Mathematik Software findet Buchnummern in Kreiszahl Pi

Mathematiker glauben, dass in der Zahl Pi jeder beliebige Text kodiert ist. Ein Beweis dafür fehlt jedoch. Immerhin hat ein Programmierer nun schon mal ISBN-Nummern von Büchern in der Kreiszahl aufgespürt.
Zahl Pi (im Mathematikum Gießen): "Nach Büchern suchen wäre töricht"

Zahl Pi (im Mathematikum Gießen): "Nach Büchern suchen wäre töricht"

Foto: Uwe Zucchi/ picture alliance / dpa

Die Zahl Pi hat Mathematiker über Jahrtausende beschäftigt und ihr Verständnis für Zahlen beflügelt. Aus dem alten Ägypten und von den Babyloniern sind erste Schätzungen des Verhältnisses von Kreisumfang und Kreisdurchmesser überliefert. Demnach beträgt Pi etwa 3,1. Heute wissen wir, dass Pi unendlich viele Nachkommastellen hat. Bekannt davon sind 12 Billionen, aufwendig mit Computern berechnet.

Mathematiker gehen davon aus, dass in der Zahl Pi jede beliebige Zahlenfolge steckt. Egal ob 0815 oder 12345678, jede noch so kuriose und noch so lange Abfolge von Zahlen sollte irgendwo in den Nachkommastellen auftauchen. Man muss nur lang genug danach suchen. Weil sich Buchstaben auch mit Zahlen kodieren lassen, müsste auch jedes Buch in Pi kodiert sein, denn ein Buch ist letztlich auch nur eine Zahlenkolonne, wenn auch eine etwas längere.

Der schottische Webdesigner Geoff Robbins hat nun die ersten 50 Millionen Nachkommastellen von Pi nach Büchern durchsucht. Allerdings nicht nach vollständigen Texten, sondern nach ISBN-Nummern  von Büchern. Jedes gedruckte Buch hat eine solche eindeutige Nummer, die 13 Stellen lang ist. Sie beginnt mit 978. Die letzte Ziffer ist eine Prüfsumme, die man mit einer einfachen Formel aus den ersten 12 Stellen berechnet.

Mathematiker fragen: Ist Pi normal?

"Pi nach vollständigen Büchern zu durchsuchen wäre töricht", schreibt Robbins in seinem Blog . Man bräuchte die besten Computer der Welt, um überhaupt eine Chance auf ein Ergebnis zu haben. Die Suche nach ISBN-Nummern sei da der schnellere Weg.

Das Programm des Schotten sucht nach Ziffernfolgen, die ISBN-Nummern sein könnten. Entdeckt es eine 978, prüft es, ob diese zusammen mit den folgenden zehn Ziffern eine ISBN-Nummer bilden könnte und sucht dann auf Google Books, ob hinter der Nummer tatsächlich ein Buch steckt.

Das Durchstöbern der ersten 50 Millionen Nachkommastellen habe zehn Minuten gedauert, scheibt Robbins. Drei Bücher habe er mit dem Programm entdeckt, darunter eine holländische Ausgabe von "Schneeweißchen und Rosenrot" der Gebrüder Grimm.

Dass man tatsächlich jede ISBN-Nummer und jeden beliebigen Text in Pi findet, konnten Mathematiker bislang nicht beweisen. Im Kern geht es dabei um die Frage, ob Pi eine normale Zahl  ist oder nicht.
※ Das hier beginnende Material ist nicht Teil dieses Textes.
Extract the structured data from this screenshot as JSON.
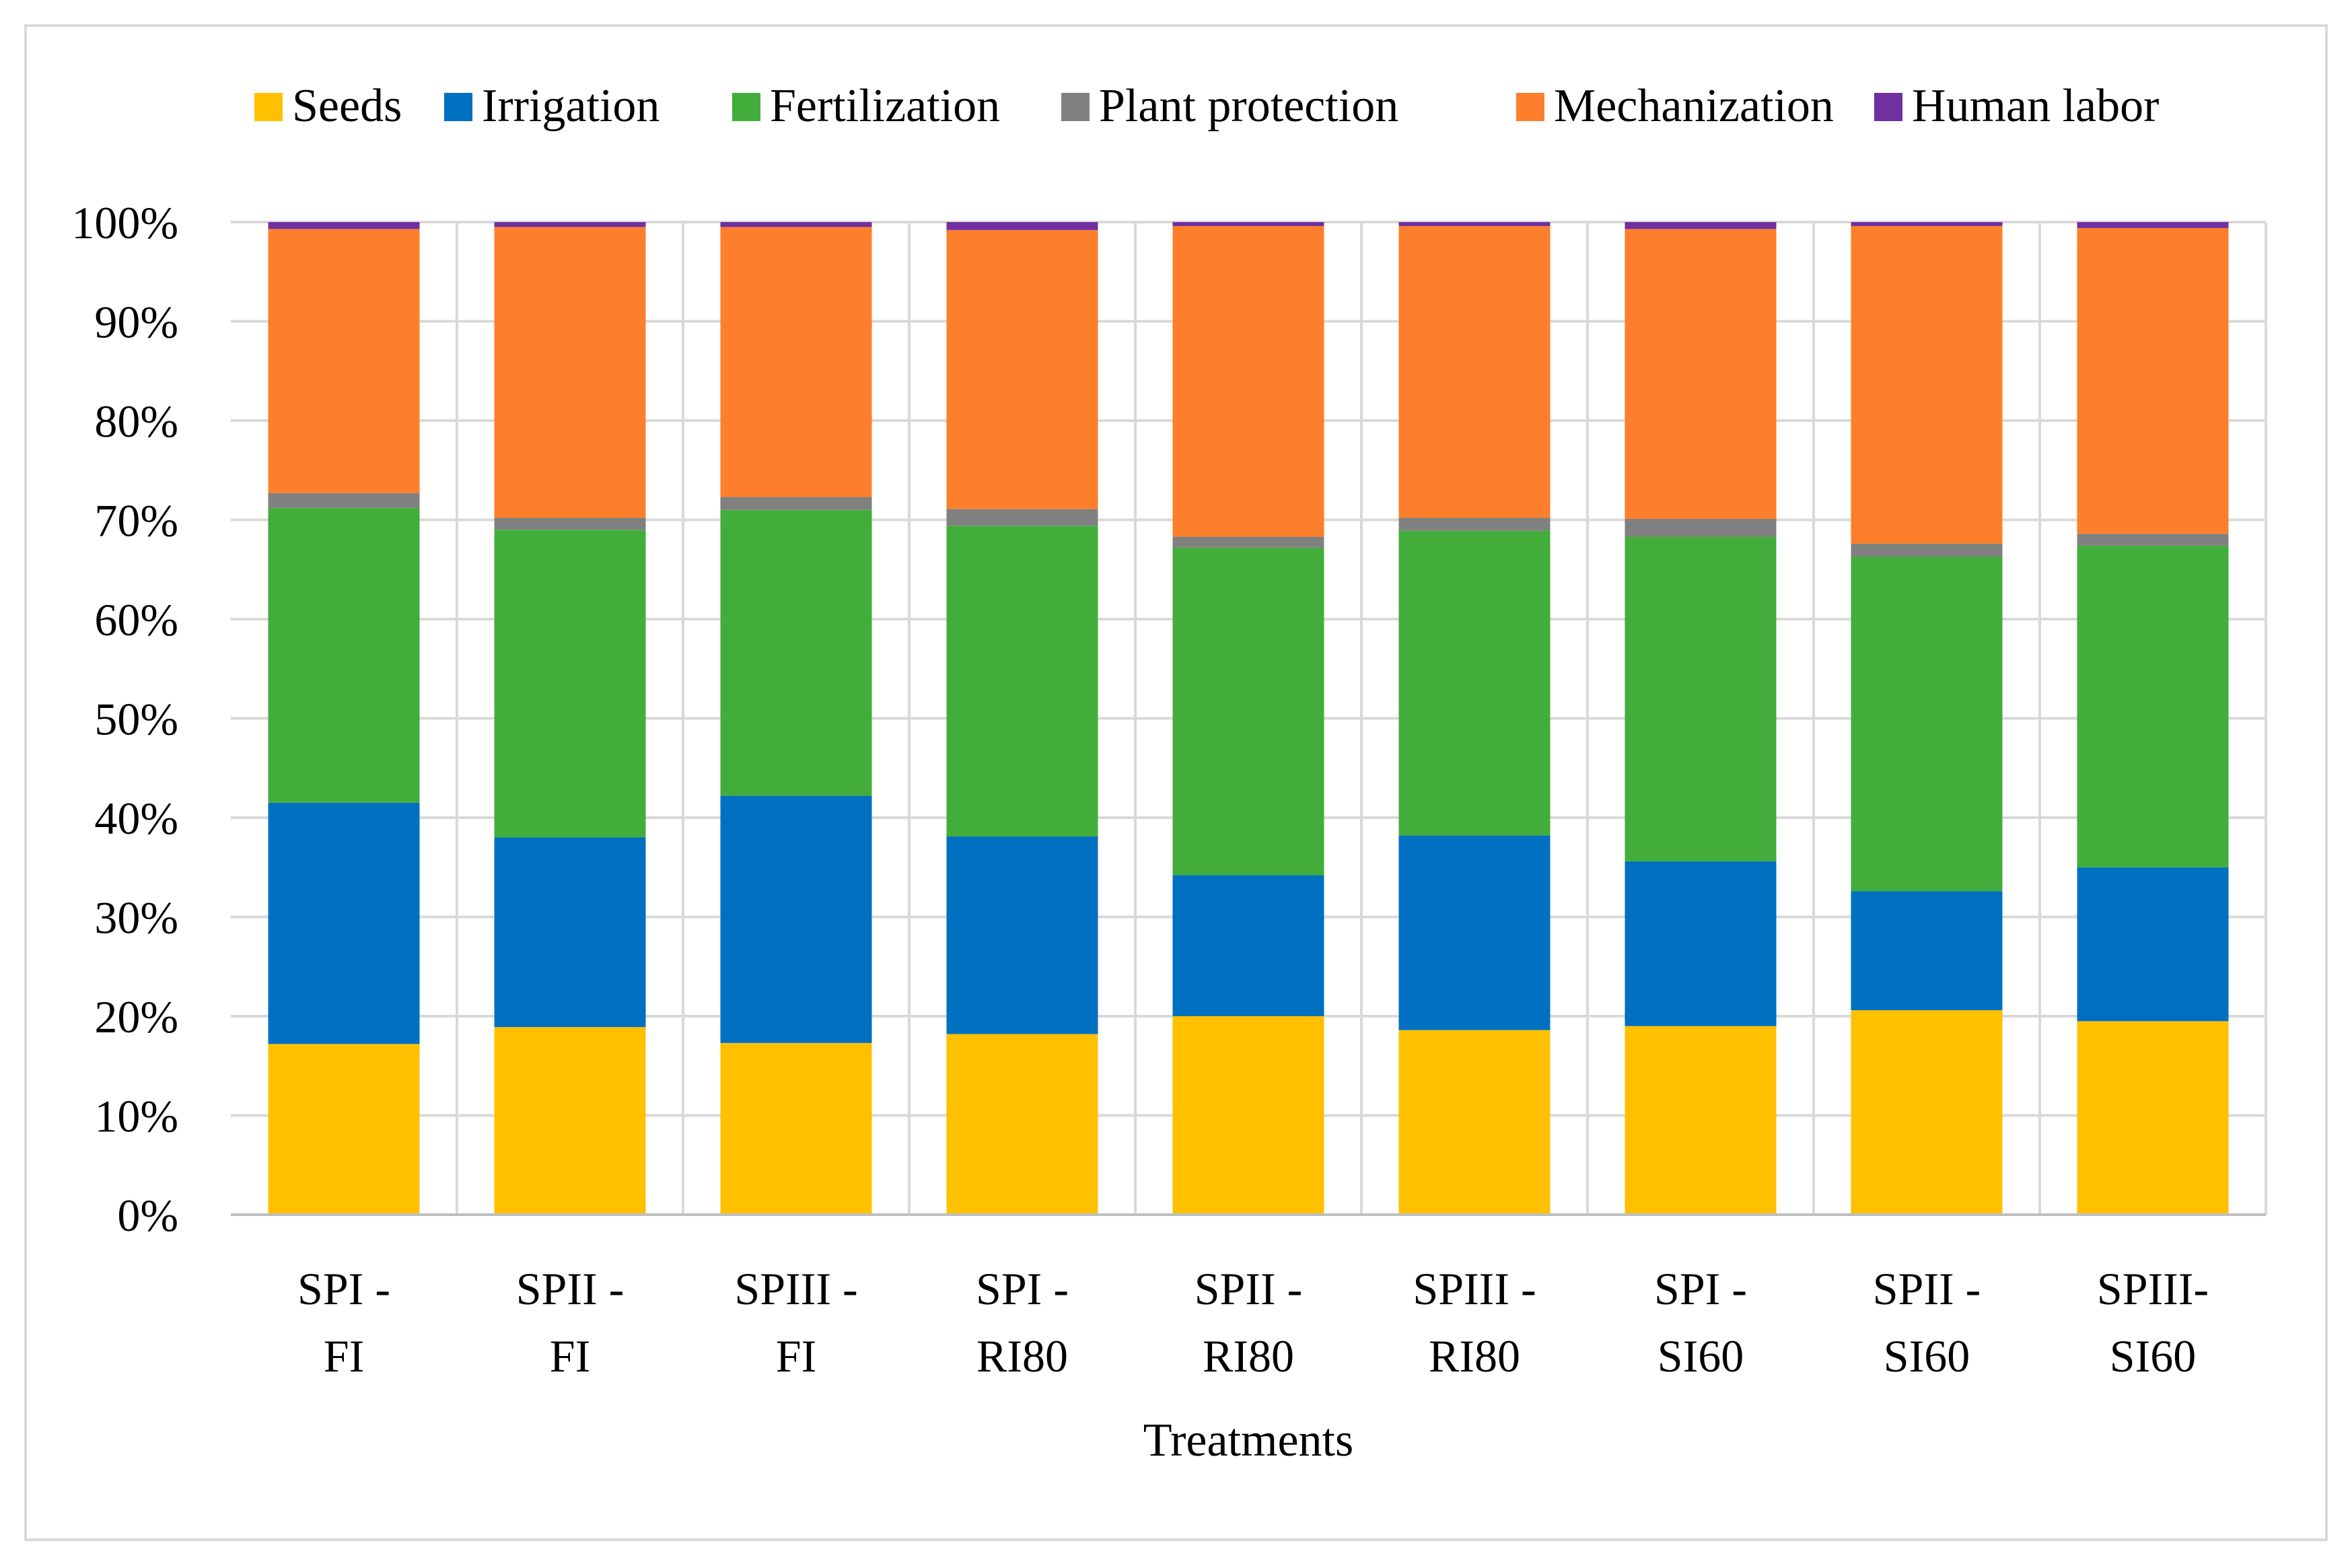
{
  "chart_data": {
    "type": "bar",
    "stacked": true,
    "normalized": true,
    "title": "",
    "xlabel": "Treatments",
    "ylabel": "",
    "ylim": [
      0,
      100
    ],
    "y_ticks": [
      "0%",
      "10%",
      "20%",
      "30%",
      "40%",
      "50%",
      "60%",
      "70%",
      "80%",
      "90%",
      "100%"
    ],
    "legend_position": "top",
    "categories": [
      [
        "SPI -",
        "FI"
      ],
      [
        "SPII -",
        "FI"
      ],
      [
        "SPIII -",
        "FI"
      ],
      [
        "SPI -",
        "RI80"
      ],
      [
        "SPII -",
        "RI80"
      ],
      [
        "SPIII -",
        "RI80"
      ],
      [
        "SPI  -",
        "SI60"
      ],
      [
        "SPII -",
        "SI60"
      ],
      [
        "SPIII-",
        "SI60"
      ]
    ],
    "series": [
      {
        "name": "Seeds",
        "color": "#ffc000",
        "values": [
          17.2,
          18.9,
          17.3,
          18.2,
          20.0,
          18.6,
          19.0,
          20.6,
          19.5
        ]
      },
      {
        "name": "Irrigation",
        "color": "#0070c0",
        "values": [
          24.3,
          19.1,
          24.9,
          19.9,
          14.2,
          19.6,
          16.6,
          12.0,
          15.5
        ]
      },
      {
        "name": "Fertilization",
        "color": "#43ad3c",
        "values": [
          29.7,
          31.0,
          28.8,
          31.3,
          33.0,
          30.7,
          32.7,
          33.7,
          32.4
        ]
      },
      {
        "name": "Plant protection",
        "color": "#808080",
        "values": [
          1.5,
          1.2,
          1.3,
          1.7,
          1.1,
          1.3,
          1.8,
          1.3,
          1.2
        ]
      },
      {
        "name": "Mechanization",
        "color": "#fd7f2b",
        "values": [
          26.6,
          29.3,
          27.2,
          28.1,
          31.3,
          29.4,
          29.2,
          32.0,
          30.8
        ]
      },
      {
        "name": "Human labor",
        "color": "#7030a0",
        "values": [
          0.7,
          0.5,
          0.5,
          0.8,
          0.4,
          0.4,
          0.7,
          0.4,
          0.6
        ]
      }
    ]
  }
}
Pi wäre laut Definition dann normal, wenn beispielsweise die Ziffer 3 ein Zehntel aller Ziffern von Pi stellt. Gleiches müsste für alle übrigen Ziffern wie 1, 5 oder 7 gelten.

Aber normal sein bedeutet noch mehr: Eine beliebige Folge zweier Ziffern, etwa 27, taucht mit einer Wahrscheinlichkeit von 1/100 auf, wenn wir die Nachkommastellen von Pi in Gruppen aus zwei Ziffern zerlegen. Und Ähnliches muss für Folgen aus vier Ziffern gelten, zum Beispiel 2689: Diese sind mit einer Wahrscheinlichkeit von 1/10.000 anzutreffen, wenn die Nachkommastellen in Gruppen aus vier Ziffern zerlegt werden.

Bislang scheint alles dafür zu sprechen, dass die Kreiszahl Pi tatsächlich eine normale Zahl ist. Die anfangs erwähnte Folge 0815 taucht übrigens an Position 25.256 auf. Und um 12345678 zu finden, muss man bis zur Nachkommastelle 186.557.266 gehen. Dort aufgespürt hat sie die Webseite Pi-Search , die auf Knopfdruck die ersten 200 Millionen Stellen der Kreiszahl durchsucht. Wer will, kann damit auch nach seinem Geburtstag fahnden.